The game does somewhat make up for this which each stage having its own gimmicks and traits, the standout being the arcade stage filled with nostalgic mini games and nerdy references. Worth mentioning that one of the stages (Stage 5) is just absolutely awful, it’s narrow corridors and closed off brown areas which contain wave after wave of boring tedious enemies, and there’s no explanation for it other than being out of ideas.

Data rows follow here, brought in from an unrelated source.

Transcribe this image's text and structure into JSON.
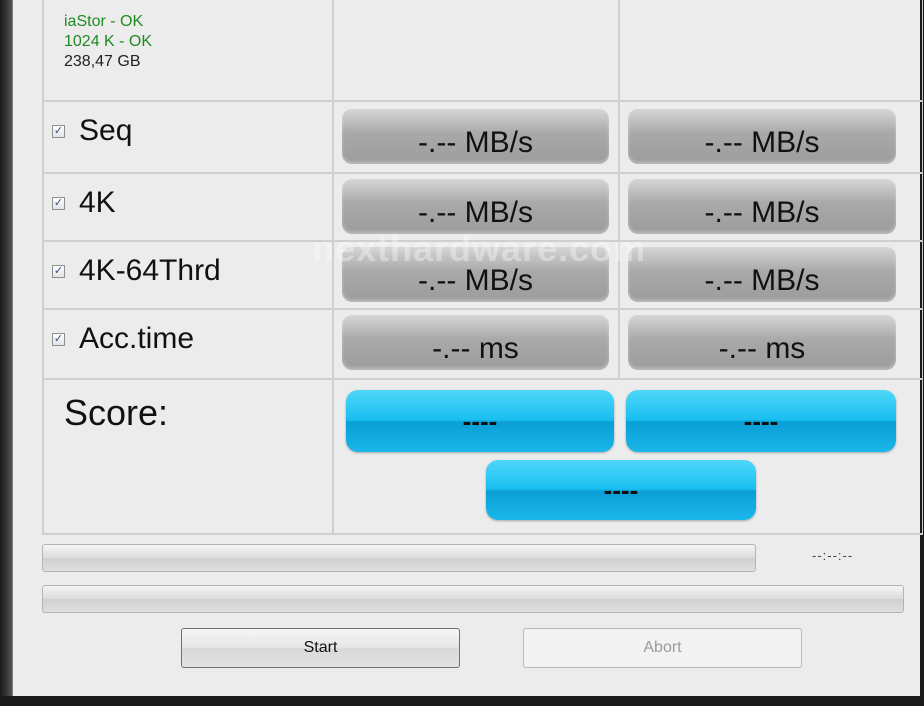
{
  "drive_info": {
    "driver": "iaStor - OK",
    "alignment": "1024 K - OK",
    "capacity": "238,47 GB"
  },
  "rows": [
    {
      "label": "Seq",
      "checked": true,
      "read": "-.-- MB/s",
      "write": "-.-- MB/s"
    },
    {
      "label": "4K",
      "checked": true,
      "read": "-.-- MB/s",
      "write": "-.-- MB/s"
    },
    {
      "label": "4K-64Thrd",
      "checked": true,
      "read": "-.-- MB/s",
      "write": "-.-- MB/s"
    },
    {
      "label": "Acc.time",
      "checked": true,
      "read": "-.-- ms",
      "write": "-.-- ms"
    }
  ],
  "score": {
    "label": "Score:",
    "read": "----",
    "write": "----",
    "total": "----"
  },
  "elapsed_time": "--:--:--",
  "buttons": {
    "start": "Start",
    "abort": "Abort"
  },
  "watermark": "nexthardware.com",
  "colors": {
    "ok_text": "#1f8a1f",
    "score_accent": "#19bff0",
    "result_pill": "#a9a9a9"
  }
}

One standout part of the game is the boss battles, which the flow of the games narrative is particularly built around. There’s five main bosses of intelligent zombies based on different musical styles, as well as one big boss at the end that this review dare not spoil because it’s awesome. Every battle is memorable, fun and completely unique from the last (if not entirely unique themselves). The only issue with these fights is that they’re all a bit easy, especially with your boyfriend shouting out pathetic and unneeded hints that may as well just say “hey, maybe you should attack that thing”, and the camera isn’t a team player during ANY of them and often becomes more threatening that the actual enemy.
It’s notable that the game isn’t exactly a powerhouse technically. It runs on the Unreal Engine so texture pop ups aren’t necessarily uncommon, the game has a ton of explosions in it even though it has some pretty terrible looking explosion and fire effects. Load times are often a bit of a drag, and there’s one part where Juliet mows down zombies on a combine harvester and it just looks AWFUL, it’s just a muddy looking textureless mess. There were some sound glitches as well where dialogue would replay for no reason and different lines would play on top of each other, overall a patch really wouldn’t hurt Lollipop Chainsaw down the line.
Overall, Lollipop Chainsaw is too short, flawed, glitchy, dated and impossible not to recommend. The story, characters and general personality of the game are more than strong enough to carry the whole thing, and there really are some wonderful moments buried in it that are worth experiencing. The game’s shortness is kind of a blessing in disguise because it means none of the minor flaws ever break out into serious issues. Although the game isn’t perfect, it stays fun enough and it’s notable that there aren’t any really horrible parts of it like the Labyrinth in God of War 3 to make you not want to play it again on a different difficulty mode.
If nothing else, Lollipop Chainsaw is worth a rent and experiencing at least once, for what it is the ride is a lot of fun.